Key physiotherapy techniques include:
- Manual therapy & joint mobilisation to reduce stiffness.
- Strength training targeting quadriceps, hamstrings, and glutes.
- Gait correction exercises to improve biomechanics and prevent re-injury.
2. Acupuncture
Acupuncture, a treatment method backed by the National Institute for Health Research (NIHR), has been found to reduce knee pain intensity by up to 50% in patients with osteoarthritis.
3. Shockwave Therapy & Dry Needling
For persistent knee pain, advanced treatment options such as shockwave therapy and dry needling help stimulate tissue healing and relieve muscular tension.
Start a Personalised Knee Pain Management Plan Today
Chronic knee pain doesn’t have to dictate your life. A structured, multi-faceted approach combining physiotherapy, movement strategies, and at-home care can significantly improve mobility and reduce discomfort.
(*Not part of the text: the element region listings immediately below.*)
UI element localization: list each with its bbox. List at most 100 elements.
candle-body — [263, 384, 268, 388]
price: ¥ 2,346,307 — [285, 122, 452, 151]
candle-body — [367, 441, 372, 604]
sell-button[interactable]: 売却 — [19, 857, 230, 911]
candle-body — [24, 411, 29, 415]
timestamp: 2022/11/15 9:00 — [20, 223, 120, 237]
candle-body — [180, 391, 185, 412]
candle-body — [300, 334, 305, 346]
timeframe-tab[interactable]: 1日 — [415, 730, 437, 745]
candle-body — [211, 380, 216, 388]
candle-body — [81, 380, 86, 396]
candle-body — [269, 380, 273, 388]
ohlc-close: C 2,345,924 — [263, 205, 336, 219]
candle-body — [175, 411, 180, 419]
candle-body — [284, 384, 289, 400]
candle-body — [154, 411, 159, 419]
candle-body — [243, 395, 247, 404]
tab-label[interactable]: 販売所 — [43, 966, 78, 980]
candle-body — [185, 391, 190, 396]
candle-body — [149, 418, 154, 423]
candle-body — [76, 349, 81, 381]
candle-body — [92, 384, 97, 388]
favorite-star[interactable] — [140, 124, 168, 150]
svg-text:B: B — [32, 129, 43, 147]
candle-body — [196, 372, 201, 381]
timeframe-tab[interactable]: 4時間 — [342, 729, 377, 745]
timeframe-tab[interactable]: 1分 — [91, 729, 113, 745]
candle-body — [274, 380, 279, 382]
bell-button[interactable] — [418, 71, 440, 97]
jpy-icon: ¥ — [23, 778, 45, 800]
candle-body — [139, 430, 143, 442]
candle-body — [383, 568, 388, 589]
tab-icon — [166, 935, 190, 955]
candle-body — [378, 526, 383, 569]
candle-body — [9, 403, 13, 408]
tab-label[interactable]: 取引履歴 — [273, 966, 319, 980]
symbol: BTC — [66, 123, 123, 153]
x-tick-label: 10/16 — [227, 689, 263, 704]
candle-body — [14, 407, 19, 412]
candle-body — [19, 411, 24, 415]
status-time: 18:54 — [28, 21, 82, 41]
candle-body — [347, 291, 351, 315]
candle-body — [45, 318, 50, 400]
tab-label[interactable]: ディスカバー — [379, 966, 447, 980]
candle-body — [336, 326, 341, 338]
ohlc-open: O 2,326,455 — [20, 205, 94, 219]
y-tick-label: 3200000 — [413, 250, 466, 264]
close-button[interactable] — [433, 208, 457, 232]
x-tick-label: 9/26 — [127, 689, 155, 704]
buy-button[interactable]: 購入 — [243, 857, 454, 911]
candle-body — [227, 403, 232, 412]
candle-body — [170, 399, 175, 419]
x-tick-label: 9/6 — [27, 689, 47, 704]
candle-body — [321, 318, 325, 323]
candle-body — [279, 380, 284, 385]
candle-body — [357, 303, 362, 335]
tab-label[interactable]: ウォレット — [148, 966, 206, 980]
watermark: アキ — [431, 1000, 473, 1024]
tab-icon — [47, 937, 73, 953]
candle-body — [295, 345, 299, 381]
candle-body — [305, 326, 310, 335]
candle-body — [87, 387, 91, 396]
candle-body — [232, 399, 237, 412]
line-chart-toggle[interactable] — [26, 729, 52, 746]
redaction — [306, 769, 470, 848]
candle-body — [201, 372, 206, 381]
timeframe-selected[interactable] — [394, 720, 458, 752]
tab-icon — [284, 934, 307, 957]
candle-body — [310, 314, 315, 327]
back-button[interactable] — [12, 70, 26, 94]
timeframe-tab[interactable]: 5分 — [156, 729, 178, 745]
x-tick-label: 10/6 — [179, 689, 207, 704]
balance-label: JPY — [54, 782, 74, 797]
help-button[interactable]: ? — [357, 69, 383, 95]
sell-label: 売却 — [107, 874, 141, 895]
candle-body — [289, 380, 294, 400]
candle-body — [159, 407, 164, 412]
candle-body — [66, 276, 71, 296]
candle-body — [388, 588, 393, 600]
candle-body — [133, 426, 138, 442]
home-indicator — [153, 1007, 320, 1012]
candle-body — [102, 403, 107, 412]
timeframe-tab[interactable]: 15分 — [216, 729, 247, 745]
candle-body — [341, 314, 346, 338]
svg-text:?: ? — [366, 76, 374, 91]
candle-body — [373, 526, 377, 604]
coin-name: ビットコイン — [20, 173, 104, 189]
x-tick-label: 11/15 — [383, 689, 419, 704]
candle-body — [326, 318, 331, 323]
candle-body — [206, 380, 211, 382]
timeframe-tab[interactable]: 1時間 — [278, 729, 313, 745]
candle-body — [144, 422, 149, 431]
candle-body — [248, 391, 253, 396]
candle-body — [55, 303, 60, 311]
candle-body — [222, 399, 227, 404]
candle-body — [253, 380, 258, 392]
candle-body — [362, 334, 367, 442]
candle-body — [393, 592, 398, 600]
📅 Book your knee pain physiotherapy session today or schedule a free assessment with our expert team at One Body LDN.
Knee Pain Treatment FAQs
What is the most effective treatment for chronic knee pain?
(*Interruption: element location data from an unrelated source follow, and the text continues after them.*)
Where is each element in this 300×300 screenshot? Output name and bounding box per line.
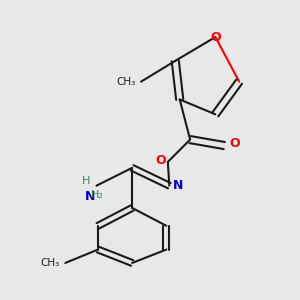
Text: H: H — [82, 176, 91, 186]
Text: N: N — [173, 179, 183, 192]
Text: O: O — [155, 154, 166, 167]
Text: CH₃: CH₃ — [40, 258, 59, 268]
Text: CH₃: CH₃ — [116, 76, 135, 87]
Text: O: O — [210, 31, 221, 44]
Text: H₂: H₂ — [91, 190, 103, 200]
Text: N: N — [85, 190, 96, 203]
Text: O: O — [230, 137, 240, 150]
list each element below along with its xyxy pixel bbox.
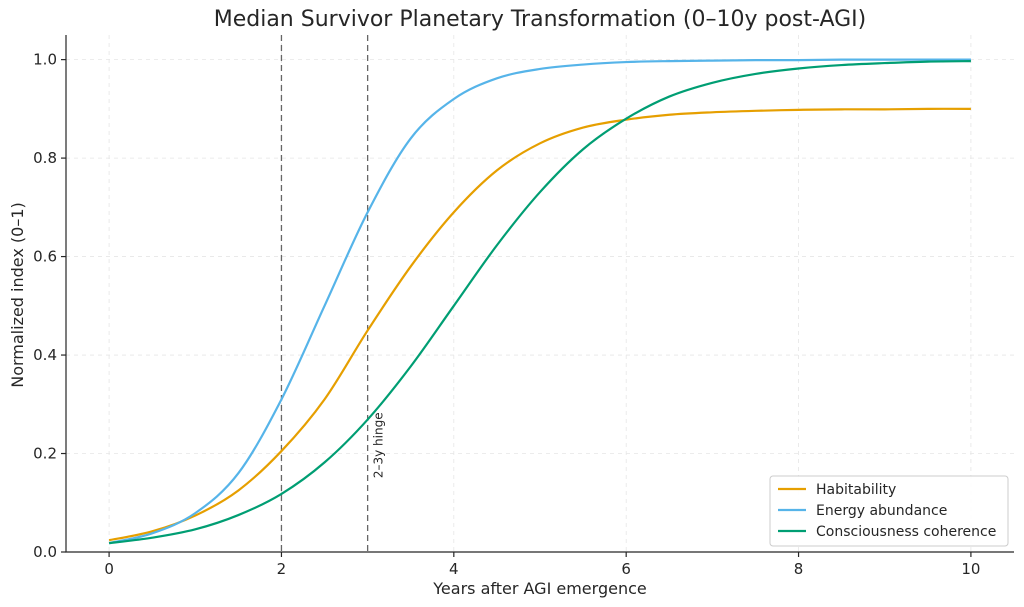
x-tick-label: 2 <box>277 560 287 578</box>
x-tick-label: 8 <box>794 560 804 578</box>
y-tick-label: 0.6 <box>33 248 57 266</box>
axis-spines <box>65 35 1014 553</box>
x-tick-label: 0 <box>104 560 114 578</box>
y-axis-label: Normalized index (0–1) <box>8 202 27 388</box>
y-tick-label: 0.4 <box>33 346 57 364</box>
legend-label-habitability: Habitability <box>816 482 896 498</box>
x-tick-label: 6 <box>621 560 631 578</box>
y-tick-label: 0.0 <box>33 543 57 561</box>
y-tick-label: 0.2 <box>33 445 57 463</box>
axes <box>61 35 1014 557</box>
series-line-habitability <box>108 107 971 542</box>
legend-frame <box>769 475 1009 547</box>
series-lines <box>108 58 971 545</box>
y-tick-label: 0.8 <box>33 149 57 167</box>
legend: Habitability Energy abundance Consciousnes… <box>769 475 1009 547</box>
x-tick-label: 10 <box>961 560 980 578</box>
legend-label-consciousness-coherence: Consciousness coherence <box>816 524 996 540</box>
tick-labels: 0 2 4 6 8 10 0.0 0.2 0.4 0.6 0.8 1.0 <box>33 51 980 578</box>
hinge-annotation: 2–3y hinge <box>371 412 385 478</box>
reference-lines <box>280 35 369 552</box>
legend-label-energy-abundance: Energy abundance <box>816 503 947 519</box>
series-line-consciousness-coherence <box>108 60 971 545</box>
y-tick-label: 1.0 <box>33 51 57 69</box>
grid-lines <box>66 35 1014 553</box>
chart-title: Median Survivor Planetary Transformation… <box>214 7 867 32</box>
x-tick-label: 4 <box>449 560 459 578</box>
series-line-energy-abundance <box>108 58 971 545</box>
x-axis-label: Years after AGI emergence <box>432 579 646 598</box>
Physiotherapy, combined with strength training, manual therapy, and acupuncture, has been shown to be highly effective in managing chronic knee pain.
How often should I apply ice to my knee for pain relief?
For best results, apply ice 15-20 minutes every 3-4 hours, particularly after activity or during flare-ups.
Can physiotherapy help avoid knee surgery?
Yes, research suggests that structured physiotherapy can reduce the need for surgery by 40%, improving function and reducing pain in chronic knee conditions.
Are there any exercises I should avoid with knee pain?
High-impact activities such as jumping, deep squats, and prolonged running can exacerbate knee pain. Low-impact options like cycling, swimming, and controlled strength exercises are recommended instead.
Does private health insurance cover knee pain treatment?
Yes, we accept Bupa, AXA PPP, Cigna, WPA, and Healix, making treatment easily accessible through private insurance coverage.

(Disclaimer: The information in this post is for educational purposes only and does not replace personalised medical advice. Always consult a qualified professional for specific guidance on diagnosis and treatment.)